Dari kota solo, ku menuju ke selatan, kea rah
kota wonogiri, untuk selanjutnya menembus jantung kota wonogiri dan terus
melaju ke kota tujuanku. Jalan antar kota yang tidak terlalu lebar, berkelok
kelok dan di kiri kanan menghampar sawah dan ladang, dengan pegunungan yang
berdiri kokoh di ujung sebelah sana.
Pemandangan seperti ini,mengingatkanku akan
kota kota lain yang mempunyai karakter hampir sama, yaitu sebenarnya mereka
adalah kota kota tua, sisa sisa peradaban masa lampau. Dan setelah cukup laam
ku berkendara, hari telah ahmpuir sore, tibalah aku di pintu gerbang kota. Sangat
khas, dan unik. Begitu jelas karakter kota kecil ini, dolihat dari pintu
gerbang, dan nama nama daerah yang ku lalui.

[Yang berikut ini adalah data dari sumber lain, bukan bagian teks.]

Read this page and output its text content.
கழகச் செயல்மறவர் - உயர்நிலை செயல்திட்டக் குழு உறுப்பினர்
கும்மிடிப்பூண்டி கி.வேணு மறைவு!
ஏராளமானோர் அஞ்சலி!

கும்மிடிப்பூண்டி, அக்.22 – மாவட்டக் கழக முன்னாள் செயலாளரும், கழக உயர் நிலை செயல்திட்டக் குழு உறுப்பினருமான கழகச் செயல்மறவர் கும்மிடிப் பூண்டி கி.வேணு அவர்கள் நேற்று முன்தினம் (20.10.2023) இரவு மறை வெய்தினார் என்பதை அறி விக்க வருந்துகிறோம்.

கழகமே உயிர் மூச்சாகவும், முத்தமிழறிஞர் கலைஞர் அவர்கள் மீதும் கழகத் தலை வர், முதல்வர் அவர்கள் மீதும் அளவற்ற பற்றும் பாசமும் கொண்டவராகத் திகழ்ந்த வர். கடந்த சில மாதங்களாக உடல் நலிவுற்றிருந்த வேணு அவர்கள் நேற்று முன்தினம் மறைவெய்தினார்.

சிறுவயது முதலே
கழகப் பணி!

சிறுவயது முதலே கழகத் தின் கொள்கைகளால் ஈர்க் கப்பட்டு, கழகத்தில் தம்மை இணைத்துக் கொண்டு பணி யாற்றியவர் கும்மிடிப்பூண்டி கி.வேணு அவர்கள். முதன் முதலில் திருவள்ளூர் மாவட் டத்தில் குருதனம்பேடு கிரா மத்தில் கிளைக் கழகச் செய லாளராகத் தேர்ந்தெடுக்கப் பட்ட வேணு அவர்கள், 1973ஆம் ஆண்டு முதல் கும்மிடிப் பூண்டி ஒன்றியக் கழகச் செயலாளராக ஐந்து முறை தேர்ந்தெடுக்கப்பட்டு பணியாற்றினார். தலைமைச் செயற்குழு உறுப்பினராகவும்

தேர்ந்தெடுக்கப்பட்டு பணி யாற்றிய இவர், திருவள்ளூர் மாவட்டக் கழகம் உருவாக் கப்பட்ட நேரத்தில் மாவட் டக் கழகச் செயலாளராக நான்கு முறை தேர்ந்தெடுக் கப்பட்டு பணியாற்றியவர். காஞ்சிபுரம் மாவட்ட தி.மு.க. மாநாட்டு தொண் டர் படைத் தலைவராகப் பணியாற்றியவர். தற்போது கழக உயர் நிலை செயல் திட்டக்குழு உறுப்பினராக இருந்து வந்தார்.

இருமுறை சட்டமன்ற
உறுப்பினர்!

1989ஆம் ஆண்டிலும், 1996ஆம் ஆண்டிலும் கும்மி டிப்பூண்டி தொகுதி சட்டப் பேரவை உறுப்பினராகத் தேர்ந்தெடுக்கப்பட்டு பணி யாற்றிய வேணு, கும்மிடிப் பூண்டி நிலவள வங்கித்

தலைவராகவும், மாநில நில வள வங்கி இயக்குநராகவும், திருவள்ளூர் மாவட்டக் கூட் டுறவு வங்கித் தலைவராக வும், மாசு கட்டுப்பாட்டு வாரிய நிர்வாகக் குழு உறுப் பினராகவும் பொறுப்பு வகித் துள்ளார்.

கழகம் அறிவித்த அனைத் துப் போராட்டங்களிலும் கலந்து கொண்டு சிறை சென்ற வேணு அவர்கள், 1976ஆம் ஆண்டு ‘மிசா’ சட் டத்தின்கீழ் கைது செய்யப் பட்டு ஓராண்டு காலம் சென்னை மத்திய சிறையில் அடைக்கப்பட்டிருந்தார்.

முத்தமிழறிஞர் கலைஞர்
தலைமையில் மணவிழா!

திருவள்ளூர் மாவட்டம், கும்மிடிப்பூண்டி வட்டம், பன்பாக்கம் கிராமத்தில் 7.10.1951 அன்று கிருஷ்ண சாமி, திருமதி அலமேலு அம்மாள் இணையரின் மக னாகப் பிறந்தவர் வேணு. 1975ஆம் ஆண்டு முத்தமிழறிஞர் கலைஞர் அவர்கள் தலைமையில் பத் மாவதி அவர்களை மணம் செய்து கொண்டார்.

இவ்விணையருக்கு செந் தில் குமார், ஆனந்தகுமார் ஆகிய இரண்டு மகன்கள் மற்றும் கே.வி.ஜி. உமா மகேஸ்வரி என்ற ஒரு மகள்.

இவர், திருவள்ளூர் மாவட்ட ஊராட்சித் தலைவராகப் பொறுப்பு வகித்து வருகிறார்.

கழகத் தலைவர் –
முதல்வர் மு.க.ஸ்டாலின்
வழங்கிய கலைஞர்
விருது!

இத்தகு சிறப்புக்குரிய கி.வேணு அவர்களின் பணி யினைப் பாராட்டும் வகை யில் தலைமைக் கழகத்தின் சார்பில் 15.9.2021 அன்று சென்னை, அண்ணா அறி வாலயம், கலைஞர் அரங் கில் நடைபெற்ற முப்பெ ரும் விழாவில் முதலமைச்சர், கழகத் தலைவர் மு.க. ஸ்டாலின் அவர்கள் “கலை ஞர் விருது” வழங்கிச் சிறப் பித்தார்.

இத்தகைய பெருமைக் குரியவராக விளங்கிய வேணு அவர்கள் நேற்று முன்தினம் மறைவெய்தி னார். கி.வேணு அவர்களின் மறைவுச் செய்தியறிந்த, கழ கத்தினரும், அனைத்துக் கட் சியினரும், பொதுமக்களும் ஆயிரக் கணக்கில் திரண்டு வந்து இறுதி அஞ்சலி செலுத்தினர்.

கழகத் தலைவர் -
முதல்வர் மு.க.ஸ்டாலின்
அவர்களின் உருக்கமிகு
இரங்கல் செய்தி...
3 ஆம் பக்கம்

Masuk ke jantung kota, matahari telah condong
ke barat. Sejenak ku berkeliling, untuk melihat lihat suasana dan penginapan. Namun
perjalananku terhenti, oleh sebuah monument yang cukup besar, dan terasa aneh
di mataku. Patung seorang yang gagah perkasa, dengan cemethi yang cukup besar
di tangan kanannya, dan tangan kirinya memegang kendali sebuah kereta yang
dikendarainya. Dan lebih aneh lagi, kereta tersebut tidak ditarik oleh kuda,
akan tetapi oleh binatang buas, raja hutan, yang sama sekali tak masuk akal
untuk menarik sebuah kereta.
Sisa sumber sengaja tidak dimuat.